Au bonheur des dames d'Émile Zola (classiques de la littérature 7/7)
© Folio

Difficile de parler d’Au Bonheur des dames d’Emile Zola (1840-1902) sans évoquer le grand projet qu’il sert, emboîté, avec 20 autres pièces célèbres, dans l’ambitieux puzzle romanesque que l’on sait: copié sur le modèle de la Comédie Humaine de Balzac, le cycle Rougon-Macquart. Histoire naturelle et sociale d’une famille sous le Second Empire entend étudier, sur plusieurs générations mais un seul régime politique, un arbre généalogique en particulier, ses ramifications, ses tares héréditaires, ses liens avec l’évolution de la société moderne. C’est dire si le regard panoramique du naturaliste ne pouvait faire l’impasse sur les mutations du commerce et la naissance des grands magasins au XIXe siècle. En 1882, le voilà qui s’attèle donc à la destinée d’Octave Mouret (branche Rougon), ancien drapier devenu ambitieux directeur d’un de ces grands bazars dont Paris voit alors le fleurissement.

Au coin de la rue de la Michodière et de la rue Neuve-Saint-Augustin, dans les quartiers riches de l’Ouest parisien, Zola plante donc l’imaginaire Au Bonheur des dames –« C’était la cathédrale du commerce moderne, solide et légère, faite pour un peuple de clientes. » L’édifice, prouesse architecturale et véritable protagoniste du livre, est monstrueux dans sa démesure en acier, qui brasse des milliers d’employés et écrase contre des vitrines gigantesques le trop-plein de ses étalages mirifiques. Appliquant les révolutionnaires principes de vente à perte et de rotation, le spéculateur Mouret est en train d’y décupler ses ventes et d’y démocratiser le luxe sans égard pour le petit commerce bafoué.
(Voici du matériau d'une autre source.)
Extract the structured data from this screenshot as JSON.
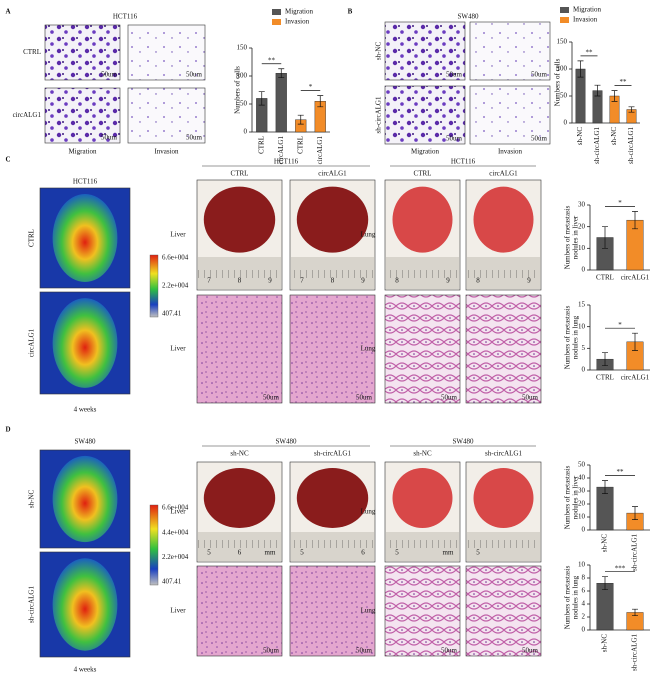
{
  "panels": [
    {
      "label": "A",
      "cell_line": "HCT116",
      "rows": [
        "CTRL",
        "circALG1"
      ],
      "columns": [
        "Migration",
        "Invasion"
      ],
      "scale_bars": [
        "50um",
        "50um",
        "50um",
        "50um"
      ]
    },
    {
      "label": "B",
      "cell_line": "SW480",
      "rows": [
        "sh-NC",
        "sh-circALG1"
      ],
      "columns": [
        "Migration",
        "Invasion"
      ],
      "scale_bars": [
        "50um",
        "50um",
        "50um",
        "50um"
      ]
    },
    {
      "label": "C",
      "imaging": {
        "cell_line": "HCT116",
        "rows": [
          "CTRL",
          "circALG1"
        ],
        "colorbar": [
          "6.6e+004",
          "2.2e+004",
          "407.41"
        ],
        "time": "4 weeks"
      },
      "liver": {
        "cell_line": "HCT116",
        "groups": [
          "CTRL",
          "circALG1"
        ],
        "rows": [
          "Liver",
          "Liver"
        ],
        "rulers": [
          [
            "7",
            "8",
            "9"
          ],
          [
            "7",
            "8",
            "9"
          ]
        ],
        "scale_bars": [
          "50um",
          "50um"
        ]
      },
      "lung": {
        "cell_line": "HCT116",
        "groups": [
          "CTRL",
          "circALG1"
        ],
        "rows": [
          "Lung",
          "Lung"
        ],
        "rulers": [
          [
            "8",
            "9"
          ],
          [
            "8",
            "9"
          ]
        ],
        "scale_bars": [
          "50um",
          "50um"
        ]
      }
    },
    {
      "label": "D",
      "imaging": {
        "cell_line": "SW480",
        "rows": [
          "sh-NC",
          "sh-circALG1"
        ],
        "colorbar": [
          "6.6e+004",
          "4.4e+004",
          "2.2e+004",
          "407.41"
        ],
        "time": "4 weeks"
      },
      "liver": {
        "cell_line": "SW480",
        "groups": [
          "sh-NC",
          "sh-circALG1"
        ],
        "rows": [
          "Liver",
          "Liver"
        ],
        "rulers": [
          [
            "5",
            "6",
            "mm"
          ],
          [
            "5",
            "6"
          ]
        ],
        "scale_bars": [
          "50um",
          "50um"
        ]
      },
      "lung": {
        "cell_line": "SW480",
        "groups": [
          "sh-NC",
          "sh-circALG1"
        ],
        "rows": [
          "Lung",
          "Lung"
        ],
        "rulers": [
          [
            "5",
            "mm"
          ],
          [
            "5"
          ]
        ],
        "scale_bars": [
          "50um",
          "50um"
        ]
      }
    }
  ],
  "chart_data": [
    {
      "type": "bar",
      "y_label": [
        "Numbers of cells"
      ],
      "series": [
        {
          "name": "Migration",
          "color": "#555555"
        },
        {
          "name": "Invasion",
          "color": "#f28c28"
        }
      ],
      "categories": [
        "CTRL",
        "circALG1",
        "CTRL",
        "circALG1"
      ],
      "values": [
        60,
        105,
        22,
        55
      ],
      "errors": [
        12,
        8,
        8,
        10
      ],
      "colors": [
        "#555555",
        "#555555",
        "#f28c28",
        "#f28c28"
      ],
      "ylim": [
        0,
        150
      ],
      "yticks": [
        0,
        50,
        100,
        150
      ],
      "significance": [
        "**",
        "*"
      ]
    },
    {
      "type": "bar",
      "y_label": [
        "Numbers of cells"
      ],
      "series": [
        {
          "name": "Migration",
          "color": "#555555"
        },
        {
          "name": "Invasion",
          "color": "#f28c28"
        }
      ],
      "categories": [
        "sh-NC",
        "sh-circALG1",
        "sh-NC",
        "sh-circALG1"
      ],
      "values": [
        100,
        60,
        50,
        25
      ],
      "errors": [
        15,
        10,
        10,
        5
      ],
      "colors": [
        "#555555",
        "#555555",
        "#f28c28",
        "#f28c28"
      ],
      "ylim": [
        0,
        150
      ],
      "yticks": [
        0,
        50,
        100,
        150
      ],
      "significance": [
        "**",
        "**"
      ]
    },
    {
      "type": "bar",
      "y_label": [
        "Numbers of metastasis",
        "nodules in liver"
      ],
      "categories": [
        "CTRL",
        "circALG1"
      ],
      "values": [
        15,
        23
      ],
      "errors": [
        5,
        4
      ],
      "colors": [
        "#555555",
        "#f28c28"
      ],
      "ylim": [
        0,
        30
      ],
      "yticks": [
        0,
        10,
        20,
        30
      ],
      "significance": [
        "*"
      ]
    },
    {
      "type": "bar",
      "y_label": [
        "Numbers of metastasis",
        "nodules in lung"
      ],
      "categories": [
        "CTRL",
        "circALG1"
      ],
      "values": [
        2.5,
        6.5
      ],
      "errors": [
        1.5,
        2
      ],
      "colors": [
        "#555555",
        "#f28c28"
      ],
      "ylim": [
        0,
        15
      ],
      "yticks": [
        0,
        5,
        10,
        15
      ],
      "significance": [
        "*"
      ]
    },
    {
      "type": "bar",
      "y_label": [
        "Numbers of metastasis",
        "nodules in liver"
      ],
      "categories": [
        "sh-NC",
        "sh-circALG1"
      ],
      "values": [
        33,
        13
      ],
      "errors": [
        5,
        5
      ],
      "colors": [
        "#555555",
        "#f28c28"
      ],
      "ylim": [
        0,
        50
      ],
      "yticks": [
        0,
        10,
        20,
        30,
        40,
        50
      ],
      "significance": [
        "**"
      ]
    },
    {
      "type": "bar",
      "y_label": [
        "Numbers of metastasis",
        "nodules in lung"
      ],
      "categories": [
        "sh-NC",
        "sh-circALG1"
      ],
      "values": [
        7.2,
        2.7
      ],
      "errors": [
        1,
        0.5
      ],
      "colors": [
        "#555555",
        "#f28c28"
      ],
      "ylim": [
        0,
        10
      ],
      "yticks": [
        0,
        2,
        4,
        6,
        8,
        10
      ],
      "significance": [
        "***"
      ]
    }
  ]
}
C’est à travers les yeux impressionnables de la petite Denise Baudu, insignifiante et modeste provinciale, que le lecteur découvre ce nouveau temple de la consommation. Arrivée sans un sou sur les trottoirs de la capitale, elle sera bientôt engagée comme demoiselle de magasin au rayon confection. Le roman, qui est son récit d’apprentissage, lui fera connaître une vraie ascension sociale quand sa lourde chevelure blonde, son regard et ses manières d’un calme gracieux feront tourner le coeur de Mouret. Une intrigue amoureuse cousue de fil blanc qui serait tout à fait niaise si elle ne proposait pas la revanche suivante: Octave Mouret, qui tient son empire de la faiblesse des femmes -un petit peuple de bourgeoises et ménagères avides, joues rouges et haleine gourmande, gagnées par la « rage du chiffon »-, sera bientôt torturé par les refus amoureux d’une seule d’entre elles, simple vendeuse de surcroît. Toute-puissance de l’amour contre règne de l’argent: l’épopée commerçante connaîtra une fin heureuse -l’une des seules de tout l’univers zolien.

Roman inventaire

Patiemment documenté -dès 1881, le romancier fréquente assidûment le Bon Marché d’Aristide Boucicaut un carnet de notes à la main, des sous-sols aux mansardes de ses vendeuses, étudiant les nouveaux mécanismes capitalistes qui y ont cours-, le roman offre des pages en feux d’artifice. La manière débordante, odorante, nauséeuse dont il inventoriait les marchandises des Halles centrales dans Le Ventre de Paris, Zola l’applique ici au grand monde de l’illusion et du faste, et il y a comme une charge hypnotique -ganterie, bonneterie, lingerie, dentelles, mercerie, draperie- dans l’incroyable énumération qu’il fait de la débauche d’étoffes et de couleurs.

Si le roman quitte parfois la ruche trépidante du Bonheur, ses vitrines vibrantes, ses escaliers bousculés, sa population surchauffée, c’est pour lier sa force en marche à celle qui est en train de transformer Paris -depuis 1853, Hausmann fait son oeuvre dans la capitale, exproprie les vieilles masures, troue les grands boulevards, et Mouret profite de cette éventration pour engraisser son monstre: un chantier colossal qui donne à l’auteur de Germinal l’occasion de pages quasi fantastiques, aidées de la lumière bleue des premières lampes de rue électriques. « Je veux, disait Zola, faire dans Au Bonheur des dames le poème de l’activité moderne. » Un long poème en prose de 500 pages tourbillonnantes, électrisantes, portées par un incroyable élan. L’élan d’un monde qui se finit -d’un autre qui commence à sa suite.

  • AU BONHEUR DES DAMES, DE EMILE ZOLA, ÉDITIONS FOLIO, 544 PAGES.